PITTSBURGH (KDKA) -- The fourth open enrollment period under the Affordable Care Act began Tuesday.
While the administration makes a big push, it could be a tough sell for people in certain states where major health insurers have pulled out of the exchange.
Limited selection is one of the hurdles Pennsylvanians will face when buying or switching plans on healthcare.gov. Aetna and United Healthcare will not be part of the online marketplace in 2017.
People must now find coverage with either Highmark or UPMC.
"What it does is it leaves our people in western Pennsylvania exposed to a fight between health systems that would ideally be collaborating in many ways to make it easier on all of us," said Ken Segel, the managing director of Value Capture.
Segel says the upside to fewer selections is more government subsidies, which will help bring down higher premiums.
"Of the 400,000 people who were on the marketplace last year in Pennsylvania, 78 percent got help affording the plans at an average of about $300 a month," said Segel.
Besides money, matching is the other big thing to research ahead of time. Before signing on with a new provider, Segel says to be sure the doctors you want to see will be covered under your new network.

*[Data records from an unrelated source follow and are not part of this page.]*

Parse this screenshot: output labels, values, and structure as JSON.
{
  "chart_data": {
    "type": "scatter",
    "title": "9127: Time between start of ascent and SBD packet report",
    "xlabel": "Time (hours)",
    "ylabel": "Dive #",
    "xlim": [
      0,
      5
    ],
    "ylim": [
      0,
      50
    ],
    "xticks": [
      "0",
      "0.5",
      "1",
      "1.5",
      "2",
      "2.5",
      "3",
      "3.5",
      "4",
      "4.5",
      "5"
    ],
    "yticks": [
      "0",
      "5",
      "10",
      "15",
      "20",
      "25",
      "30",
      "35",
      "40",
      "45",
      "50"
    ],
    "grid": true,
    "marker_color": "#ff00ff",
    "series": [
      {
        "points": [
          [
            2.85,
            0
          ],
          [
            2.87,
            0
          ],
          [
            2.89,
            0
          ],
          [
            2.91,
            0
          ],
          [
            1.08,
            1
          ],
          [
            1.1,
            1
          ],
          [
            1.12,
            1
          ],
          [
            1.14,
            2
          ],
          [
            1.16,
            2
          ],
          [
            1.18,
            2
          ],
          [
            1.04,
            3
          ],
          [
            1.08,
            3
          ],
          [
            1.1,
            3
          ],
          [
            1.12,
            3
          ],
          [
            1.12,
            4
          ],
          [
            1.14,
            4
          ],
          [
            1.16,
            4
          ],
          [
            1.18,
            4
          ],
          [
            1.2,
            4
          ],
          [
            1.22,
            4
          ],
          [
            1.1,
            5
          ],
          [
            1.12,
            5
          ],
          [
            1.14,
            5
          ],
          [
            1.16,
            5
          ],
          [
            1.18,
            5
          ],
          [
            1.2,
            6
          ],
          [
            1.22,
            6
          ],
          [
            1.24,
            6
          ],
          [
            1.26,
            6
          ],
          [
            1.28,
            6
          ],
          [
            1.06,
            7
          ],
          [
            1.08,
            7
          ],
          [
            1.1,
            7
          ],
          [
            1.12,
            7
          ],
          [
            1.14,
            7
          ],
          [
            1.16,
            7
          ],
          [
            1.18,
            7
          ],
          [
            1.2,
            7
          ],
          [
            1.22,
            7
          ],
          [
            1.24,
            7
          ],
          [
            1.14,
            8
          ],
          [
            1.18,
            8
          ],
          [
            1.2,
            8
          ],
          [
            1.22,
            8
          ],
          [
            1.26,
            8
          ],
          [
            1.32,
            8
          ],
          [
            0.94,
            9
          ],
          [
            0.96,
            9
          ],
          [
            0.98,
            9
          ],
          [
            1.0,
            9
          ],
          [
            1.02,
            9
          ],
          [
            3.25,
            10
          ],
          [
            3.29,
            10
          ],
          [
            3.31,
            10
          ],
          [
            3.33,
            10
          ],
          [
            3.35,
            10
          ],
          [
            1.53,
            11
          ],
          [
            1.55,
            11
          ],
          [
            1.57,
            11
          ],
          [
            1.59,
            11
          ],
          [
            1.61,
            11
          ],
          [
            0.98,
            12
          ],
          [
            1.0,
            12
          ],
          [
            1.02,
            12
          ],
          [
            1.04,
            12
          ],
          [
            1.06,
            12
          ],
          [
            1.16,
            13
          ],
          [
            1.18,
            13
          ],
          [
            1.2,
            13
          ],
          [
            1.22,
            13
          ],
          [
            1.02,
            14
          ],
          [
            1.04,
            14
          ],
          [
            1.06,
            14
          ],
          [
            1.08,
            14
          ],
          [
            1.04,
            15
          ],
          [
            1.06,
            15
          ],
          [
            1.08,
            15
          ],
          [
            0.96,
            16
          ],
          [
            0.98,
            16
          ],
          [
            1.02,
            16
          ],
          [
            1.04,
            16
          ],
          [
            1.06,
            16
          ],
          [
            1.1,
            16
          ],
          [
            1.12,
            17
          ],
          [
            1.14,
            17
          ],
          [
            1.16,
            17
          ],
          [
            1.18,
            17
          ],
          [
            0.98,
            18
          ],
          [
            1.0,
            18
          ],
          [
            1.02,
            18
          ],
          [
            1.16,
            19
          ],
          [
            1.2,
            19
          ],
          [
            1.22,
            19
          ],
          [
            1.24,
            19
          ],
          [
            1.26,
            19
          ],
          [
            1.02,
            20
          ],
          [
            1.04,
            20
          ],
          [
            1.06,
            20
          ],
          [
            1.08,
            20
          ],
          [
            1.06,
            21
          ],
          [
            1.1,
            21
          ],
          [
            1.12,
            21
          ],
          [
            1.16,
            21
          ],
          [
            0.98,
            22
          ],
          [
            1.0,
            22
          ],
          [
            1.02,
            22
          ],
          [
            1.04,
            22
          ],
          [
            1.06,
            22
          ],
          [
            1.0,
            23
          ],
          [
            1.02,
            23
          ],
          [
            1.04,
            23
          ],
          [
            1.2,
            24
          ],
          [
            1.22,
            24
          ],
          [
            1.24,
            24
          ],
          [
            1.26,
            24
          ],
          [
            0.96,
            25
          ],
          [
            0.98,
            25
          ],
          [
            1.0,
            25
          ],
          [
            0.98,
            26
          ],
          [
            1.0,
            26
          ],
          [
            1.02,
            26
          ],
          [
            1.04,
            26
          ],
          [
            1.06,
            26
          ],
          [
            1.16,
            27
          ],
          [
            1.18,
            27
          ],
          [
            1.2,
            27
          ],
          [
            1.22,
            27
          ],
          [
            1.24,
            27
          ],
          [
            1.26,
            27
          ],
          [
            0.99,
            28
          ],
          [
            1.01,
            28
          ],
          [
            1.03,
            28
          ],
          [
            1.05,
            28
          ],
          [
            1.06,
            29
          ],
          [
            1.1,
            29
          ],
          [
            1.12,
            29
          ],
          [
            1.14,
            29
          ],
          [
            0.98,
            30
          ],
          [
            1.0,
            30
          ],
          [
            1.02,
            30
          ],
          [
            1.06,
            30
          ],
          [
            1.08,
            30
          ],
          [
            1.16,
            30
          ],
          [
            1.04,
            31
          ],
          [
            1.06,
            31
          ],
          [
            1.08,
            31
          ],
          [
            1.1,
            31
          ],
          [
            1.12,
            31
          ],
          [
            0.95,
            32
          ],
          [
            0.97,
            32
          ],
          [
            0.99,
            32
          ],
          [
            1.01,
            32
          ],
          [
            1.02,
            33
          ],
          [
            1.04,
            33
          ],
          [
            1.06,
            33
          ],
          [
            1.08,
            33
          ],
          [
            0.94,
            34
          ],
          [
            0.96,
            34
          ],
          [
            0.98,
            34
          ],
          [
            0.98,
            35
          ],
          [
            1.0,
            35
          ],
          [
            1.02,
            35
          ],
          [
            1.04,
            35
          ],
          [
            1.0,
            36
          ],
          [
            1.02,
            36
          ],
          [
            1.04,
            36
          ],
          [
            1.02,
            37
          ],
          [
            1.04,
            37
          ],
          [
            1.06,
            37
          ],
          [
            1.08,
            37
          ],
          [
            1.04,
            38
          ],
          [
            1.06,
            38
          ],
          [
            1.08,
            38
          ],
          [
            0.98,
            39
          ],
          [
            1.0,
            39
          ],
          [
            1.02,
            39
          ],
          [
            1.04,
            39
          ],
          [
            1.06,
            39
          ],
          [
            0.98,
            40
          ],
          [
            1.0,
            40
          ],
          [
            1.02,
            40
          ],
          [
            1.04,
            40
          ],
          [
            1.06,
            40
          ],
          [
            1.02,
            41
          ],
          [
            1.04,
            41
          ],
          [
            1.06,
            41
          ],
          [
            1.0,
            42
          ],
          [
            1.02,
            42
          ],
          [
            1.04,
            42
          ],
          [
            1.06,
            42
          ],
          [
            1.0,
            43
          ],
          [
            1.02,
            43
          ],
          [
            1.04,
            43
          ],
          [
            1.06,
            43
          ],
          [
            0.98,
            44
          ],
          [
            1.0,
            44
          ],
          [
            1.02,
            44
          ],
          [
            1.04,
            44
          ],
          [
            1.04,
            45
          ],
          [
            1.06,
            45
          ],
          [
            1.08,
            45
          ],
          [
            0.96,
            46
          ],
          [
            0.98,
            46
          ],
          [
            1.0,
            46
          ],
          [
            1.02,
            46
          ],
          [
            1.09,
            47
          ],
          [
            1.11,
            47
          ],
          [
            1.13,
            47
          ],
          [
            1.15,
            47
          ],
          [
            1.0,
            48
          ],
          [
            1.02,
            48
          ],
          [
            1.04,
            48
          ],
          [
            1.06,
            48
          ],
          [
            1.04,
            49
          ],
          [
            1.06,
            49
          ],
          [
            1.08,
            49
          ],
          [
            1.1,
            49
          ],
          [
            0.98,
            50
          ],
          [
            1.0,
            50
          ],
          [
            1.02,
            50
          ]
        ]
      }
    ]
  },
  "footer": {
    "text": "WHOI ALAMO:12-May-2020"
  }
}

Shari Prichard lives in Ohio and can no longer have her Pittsburgh doctors covered.
"Some things are going to have to change because citizens can't, I mean in the Steubenville area, the local hospital is not a trauma center," she says. "So if you have a trauma, you're [flown] to the Pittsburgh market. If that happens, you are looking at out-of-network deductibles."
Bruce Barnes likes the concept of the federal healthcare law, but says he thinks the mechanism still needs work.
"I'm not directly affected by Obamacare, but anytime you start a program it's not going to be perfect. You're going to have to tweak it and adjust it until it meets our purposes," said Barnes.
"We need our leaders to put together another solution to make sure that health plans want to be serving folks that need healthcare coverage," added Segel.
If you need to enroll, Segel says do yourself a favor and get started now.